Dans l'après-midi, Elbar fit équipe avec Svida. Ils profitèrent de la beauté de cette dernière pour mendier auprès des classes moyennes. Elle ressemblait à une petite fille faible et fragile. Elle envoûtait quiconque croisait son regard de Lorias, argenté. Grâce aux efforts de la bande, elle possédait quelques vêtements neufs dans lesquels elle pouvait faire bonne impression.
La tactique était simple. Elle allait et venait, l'air perdu, au bord des larmes jusqu'à ce qu'une bonne âme l'approche. Svida sortait alors le grand jeu. Entre deux sanglots, elle racontait son malheur, la mort de sa famille, l'absence de toit, la peur de finir dans les taudis. Les bonnes âmes lui offraient alors un repas chaud, et elle glissait quelques mots sur des frères survivants. Avec leur espérance de vie, les dragoniens pouvaient vite avoir des familles très nombreuses, la norme se situait d'ailleurs aux alentours de la vingtaine d'enfants. Elbar jouait tantôt le rôle du grand frère protecteur, inquiet pour sa sœur, tantôt celui du frère calmant l'imagination de cette dernière.
Parfois, aussi, il évitait à Svida d'entrer chez des personnes malintentionnées. Son instinct ne le trompait jamais sur le sujet. Ayant toujours vécu dans les taudis, près de maisons closes, il reconnaissait les regards concupiscents ou voraces. Quand ils croisaient des détraqués, Elbar se faisait une joie d'envoyer ensuite des mercenaires Sel. Sa mère avait dit que pour se débarrasser de dégénérés sans craindre des représailles, les Sel étaient tout désignés. Cette réflexion s'avérait juste. Le Quézermistoss ne connaissait pas de personne ayant survécu à ces dégénérés. Et surtout, dans ces cas-là, les mercenaires ne demandaient aucun salaire. Ils en profitaient pour former leurs jeunes, afin que ces derniers puissent devenir à leur tour des fous sanguinaires, sadiques, impitoyables et infaillibles.

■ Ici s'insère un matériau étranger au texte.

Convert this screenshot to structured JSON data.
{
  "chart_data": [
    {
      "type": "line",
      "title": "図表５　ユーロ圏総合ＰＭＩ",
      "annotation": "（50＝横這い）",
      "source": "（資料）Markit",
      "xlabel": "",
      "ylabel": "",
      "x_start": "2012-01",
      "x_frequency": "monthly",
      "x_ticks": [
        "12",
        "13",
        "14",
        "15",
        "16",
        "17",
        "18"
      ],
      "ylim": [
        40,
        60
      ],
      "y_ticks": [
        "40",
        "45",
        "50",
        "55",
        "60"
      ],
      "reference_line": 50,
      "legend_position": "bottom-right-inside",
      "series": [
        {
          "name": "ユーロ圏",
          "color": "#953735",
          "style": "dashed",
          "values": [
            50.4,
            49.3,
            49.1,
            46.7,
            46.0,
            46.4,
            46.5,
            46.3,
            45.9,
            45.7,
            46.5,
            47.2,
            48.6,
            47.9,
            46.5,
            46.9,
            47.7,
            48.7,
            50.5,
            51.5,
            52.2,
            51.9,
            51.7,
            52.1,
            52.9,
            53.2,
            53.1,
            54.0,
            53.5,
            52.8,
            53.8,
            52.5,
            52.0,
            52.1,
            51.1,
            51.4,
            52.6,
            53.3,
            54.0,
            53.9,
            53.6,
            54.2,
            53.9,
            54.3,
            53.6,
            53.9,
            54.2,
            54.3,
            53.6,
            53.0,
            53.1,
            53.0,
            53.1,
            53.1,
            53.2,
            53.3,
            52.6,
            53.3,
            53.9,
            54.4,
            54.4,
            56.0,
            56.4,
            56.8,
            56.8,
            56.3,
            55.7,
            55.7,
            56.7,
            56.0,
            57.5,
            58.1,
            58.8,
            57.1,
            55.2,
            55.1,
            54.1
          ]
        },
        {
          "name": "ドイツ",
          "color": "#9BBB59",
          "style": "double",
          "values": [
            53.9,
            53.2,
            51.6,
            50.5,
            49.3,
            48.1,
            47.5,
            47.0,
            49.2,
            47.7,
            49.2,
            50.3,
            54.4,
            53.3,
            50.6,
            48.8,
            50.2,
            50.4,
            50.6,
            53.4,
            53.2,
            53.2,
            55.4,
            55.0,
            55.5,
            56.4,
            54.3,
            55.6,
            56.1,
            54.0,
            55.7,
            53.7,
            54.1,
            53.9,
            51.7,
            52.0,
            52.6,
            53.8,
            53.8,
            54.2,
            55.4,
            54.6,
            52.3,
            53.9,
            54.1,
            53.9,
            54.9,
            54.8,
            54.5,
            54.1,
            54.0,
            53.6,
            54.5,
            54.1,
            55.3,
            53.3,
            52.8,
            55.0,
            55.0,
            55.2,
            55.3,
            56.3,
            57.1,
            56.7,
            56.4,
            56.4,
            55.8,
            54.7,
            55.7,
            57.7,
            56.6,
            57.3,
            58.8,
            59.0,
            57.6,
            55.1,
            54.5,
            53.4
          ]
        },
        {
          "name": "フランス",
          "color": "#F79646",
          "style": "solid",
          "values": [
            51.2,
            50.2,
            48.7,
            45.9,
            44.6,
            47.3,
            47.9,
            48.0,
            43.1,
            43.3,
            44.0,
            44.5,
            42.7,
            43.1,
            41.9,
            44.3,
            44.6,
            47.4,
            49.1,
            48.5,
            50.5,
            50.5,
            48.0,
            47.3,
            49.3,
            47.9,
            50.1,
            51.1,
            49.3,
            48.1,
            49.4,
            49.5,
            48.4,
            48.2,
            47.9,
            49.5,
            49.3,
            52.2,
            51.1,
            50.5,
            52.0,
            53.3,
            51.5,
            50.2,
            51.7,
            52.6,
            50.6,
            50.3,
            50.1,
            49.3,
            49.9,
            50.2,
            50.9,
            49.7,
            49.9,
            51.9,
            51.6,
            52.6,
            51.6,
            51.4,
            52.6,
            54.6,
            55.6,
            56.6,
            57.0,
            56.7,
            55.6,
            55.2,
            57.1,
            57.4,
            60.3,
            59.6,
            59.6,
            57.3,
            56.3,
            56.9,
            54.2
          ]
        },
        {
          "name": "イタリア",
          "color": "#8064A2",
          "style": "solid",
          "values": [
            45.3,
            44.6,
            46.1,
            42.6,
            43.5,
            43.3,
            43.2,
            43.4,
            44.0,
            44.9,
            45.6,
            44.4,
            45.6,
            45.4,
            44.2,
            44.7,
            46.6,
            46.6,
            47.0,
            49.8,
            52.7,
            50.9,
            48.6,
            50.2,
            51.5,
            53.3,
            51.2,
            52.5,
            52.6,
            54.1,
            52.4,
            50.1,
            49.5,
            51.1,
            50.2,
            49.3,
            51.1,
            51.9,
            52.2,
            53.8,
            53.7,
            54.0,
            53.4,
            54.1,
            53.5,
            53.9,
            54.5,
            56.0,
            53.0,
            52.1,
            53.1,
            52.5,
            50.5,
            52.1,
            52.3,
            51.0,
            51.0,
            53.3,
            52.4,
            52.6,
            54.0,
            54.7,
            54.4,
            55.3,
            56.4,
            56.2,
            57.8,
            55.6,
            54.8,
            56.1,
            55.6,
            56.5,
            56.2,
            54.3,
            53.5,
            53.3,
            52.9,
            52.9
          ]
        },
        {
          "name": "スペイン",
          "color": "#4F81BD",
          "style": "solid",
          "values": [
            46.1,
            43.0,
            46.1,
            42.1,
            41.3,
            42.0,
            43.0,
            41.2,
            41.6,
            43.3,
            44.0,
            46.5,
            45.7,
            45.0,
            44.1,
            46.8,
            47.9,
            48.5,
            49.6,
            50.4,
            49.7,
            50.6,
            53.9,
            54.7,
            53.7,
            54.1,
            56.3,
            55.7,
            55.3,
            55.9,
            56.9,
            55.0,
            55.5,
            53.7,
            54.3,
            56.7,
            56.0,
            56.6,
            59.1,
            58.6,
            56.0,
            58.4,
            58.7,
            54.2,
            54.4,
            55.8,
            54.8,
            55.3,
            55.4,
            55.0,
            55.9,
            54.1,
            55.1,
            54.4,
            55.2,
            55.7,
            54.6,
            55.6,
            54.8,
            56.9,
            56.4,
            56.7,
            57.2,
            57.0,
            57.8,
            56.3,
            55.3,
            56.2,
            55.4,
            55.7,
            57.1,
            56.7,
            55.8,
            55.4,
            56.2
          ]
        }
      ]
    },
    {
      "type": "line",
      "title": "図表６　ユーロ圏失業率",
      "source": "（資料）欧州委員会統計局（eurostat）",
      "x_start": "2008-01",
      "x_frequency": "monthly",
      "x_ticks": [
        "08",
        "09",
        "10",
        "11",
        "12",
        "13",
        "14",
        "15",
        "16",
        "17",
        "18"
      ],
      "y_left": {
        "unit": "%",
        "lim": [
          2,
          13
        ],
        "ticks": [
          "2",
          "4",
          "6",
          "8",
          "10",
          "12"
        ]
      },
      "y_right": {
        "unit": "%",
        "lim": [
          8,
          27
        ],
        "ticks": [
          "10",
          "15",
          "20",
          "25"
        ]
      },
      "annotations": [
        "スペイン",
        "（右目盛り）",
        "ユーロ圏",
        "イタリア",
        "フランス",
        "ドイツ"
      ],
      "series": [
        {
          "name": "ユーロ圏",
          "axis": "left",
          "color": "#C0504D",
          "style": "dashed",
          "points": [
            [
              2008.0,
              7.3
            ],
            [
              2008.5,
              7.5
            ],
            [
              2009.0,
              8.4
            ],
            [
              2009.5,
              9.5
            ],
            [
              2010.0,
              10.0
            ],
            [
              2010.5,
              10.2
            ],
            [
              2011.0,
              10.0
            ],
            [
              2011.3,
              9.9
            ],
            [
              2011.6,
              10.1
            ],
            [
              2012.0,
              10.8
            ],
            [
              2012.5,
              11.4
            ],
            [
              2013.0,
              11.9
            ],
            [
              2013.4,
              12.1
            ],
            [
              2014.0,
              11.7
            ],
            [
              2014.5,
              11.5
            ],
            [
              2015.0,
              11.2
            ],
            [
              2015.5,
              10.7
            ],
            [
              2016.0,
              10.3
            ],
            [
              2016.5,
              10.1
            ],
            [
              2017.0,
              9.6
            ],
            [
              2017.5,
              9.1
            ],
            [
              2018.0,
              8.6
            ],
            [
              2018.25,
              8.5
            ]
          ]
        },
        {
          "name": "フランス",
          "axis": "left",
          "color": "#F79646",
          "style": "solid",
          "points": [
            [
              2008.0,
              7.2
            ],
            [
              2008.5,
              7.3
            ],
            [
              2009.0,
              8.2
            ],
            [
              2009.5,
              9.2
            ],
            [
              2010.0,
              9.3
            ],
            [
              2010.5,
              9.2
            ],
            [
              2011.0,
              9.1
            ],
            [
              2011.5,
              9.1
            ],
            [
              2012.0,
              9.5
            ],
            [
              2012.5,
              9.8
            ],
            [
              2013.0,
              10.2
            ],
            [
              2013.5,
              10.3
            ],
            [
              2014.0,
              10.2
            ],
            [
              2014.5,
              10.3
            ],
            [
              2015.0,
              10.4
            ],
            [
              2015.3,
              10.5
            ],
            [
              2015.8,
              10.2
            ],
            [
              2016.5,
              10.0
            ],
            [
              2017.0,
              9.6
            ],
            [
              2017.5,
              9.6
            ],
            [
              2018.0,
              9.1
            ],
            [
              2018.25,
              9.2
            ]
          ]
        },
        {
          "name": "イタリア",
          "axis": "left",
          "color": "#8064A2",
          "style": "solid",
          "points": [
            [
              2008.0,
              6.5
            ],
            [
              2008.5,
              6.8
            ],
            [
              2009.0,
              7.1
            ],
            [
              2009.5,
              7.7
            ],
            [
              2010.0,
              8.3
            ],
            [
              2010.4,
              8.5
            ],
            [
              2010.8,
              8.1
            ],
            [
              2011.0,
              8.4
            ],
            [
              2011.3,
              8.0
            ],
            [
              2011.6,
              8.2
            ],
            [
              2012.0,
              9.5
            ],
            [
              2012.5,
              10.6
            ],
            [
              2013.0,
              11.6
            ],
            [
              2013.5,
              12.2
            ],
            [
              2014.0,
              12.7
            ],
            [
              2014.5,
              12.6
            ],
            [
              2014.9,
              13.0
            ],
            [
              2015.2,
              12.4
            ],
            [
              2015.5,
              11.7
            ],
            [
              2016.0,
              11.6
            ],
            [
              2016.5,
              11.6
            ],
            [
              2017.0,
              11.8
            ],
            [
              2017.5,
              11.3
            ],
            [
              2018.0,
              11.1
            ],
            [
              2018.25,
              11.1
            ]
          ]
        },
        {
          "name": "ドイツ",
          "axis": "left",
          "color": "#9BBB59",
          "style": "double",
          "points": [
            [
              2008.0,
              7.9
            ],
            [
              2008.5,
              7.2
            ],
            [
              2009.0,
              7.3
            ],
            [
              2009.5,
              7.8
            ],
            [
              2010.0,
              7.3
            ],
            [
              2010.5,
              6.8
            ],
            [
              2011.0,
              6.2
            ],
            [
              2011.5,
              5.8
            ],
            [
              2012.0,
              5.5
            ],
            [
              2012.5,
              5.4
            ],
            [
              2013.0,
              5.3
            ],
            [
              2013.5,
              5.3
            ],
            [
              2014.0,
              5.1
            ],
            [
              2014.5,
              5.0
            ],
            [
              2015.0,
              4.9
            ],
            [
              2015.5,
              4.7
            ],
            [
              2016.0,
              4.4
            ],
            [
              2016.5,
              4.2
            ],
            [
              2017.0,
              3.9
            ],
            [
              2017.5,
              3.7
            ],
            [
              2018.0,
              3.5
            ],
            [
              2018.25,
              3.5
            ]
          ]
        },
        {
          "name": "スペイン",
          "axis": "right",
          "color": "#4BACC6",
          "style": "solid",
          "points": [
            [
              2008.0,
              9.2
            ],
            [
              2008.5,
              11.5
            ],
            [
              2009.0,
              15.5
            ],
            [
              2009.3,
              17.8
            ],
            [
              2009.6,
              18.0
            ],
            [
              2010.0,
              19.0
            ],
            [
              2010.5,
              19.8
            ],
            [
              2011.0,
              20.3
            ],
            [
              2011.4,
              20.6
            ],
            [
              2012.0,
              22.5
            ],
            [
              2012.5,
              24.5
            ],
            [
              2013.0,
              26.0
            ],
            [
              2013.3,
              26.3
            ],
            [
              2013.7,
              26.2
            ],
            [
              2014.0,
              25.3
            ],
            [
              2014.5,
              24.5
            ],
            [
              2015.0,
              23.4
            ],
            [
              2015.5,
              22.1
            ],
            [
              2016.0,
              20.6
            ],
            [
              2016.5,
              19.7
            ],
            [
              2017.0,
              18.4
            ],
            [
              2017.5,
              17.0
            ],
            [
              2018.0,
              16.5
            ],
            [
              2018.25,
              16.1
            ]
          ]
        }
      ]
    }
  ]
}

En milieu d'après-midi, satisfaits de leurs réserves, ils retournèrent à la planque près du temple de l'eau. Ils s'offrirent même le luxe de les entamer un peu. Ils se lâchaient sur leurs sauveurs, commentant tout ce qu'ils venaient de voir, quand Elbar remarqua la présence de quelqu'un sur le seuil de la cabane délabrée.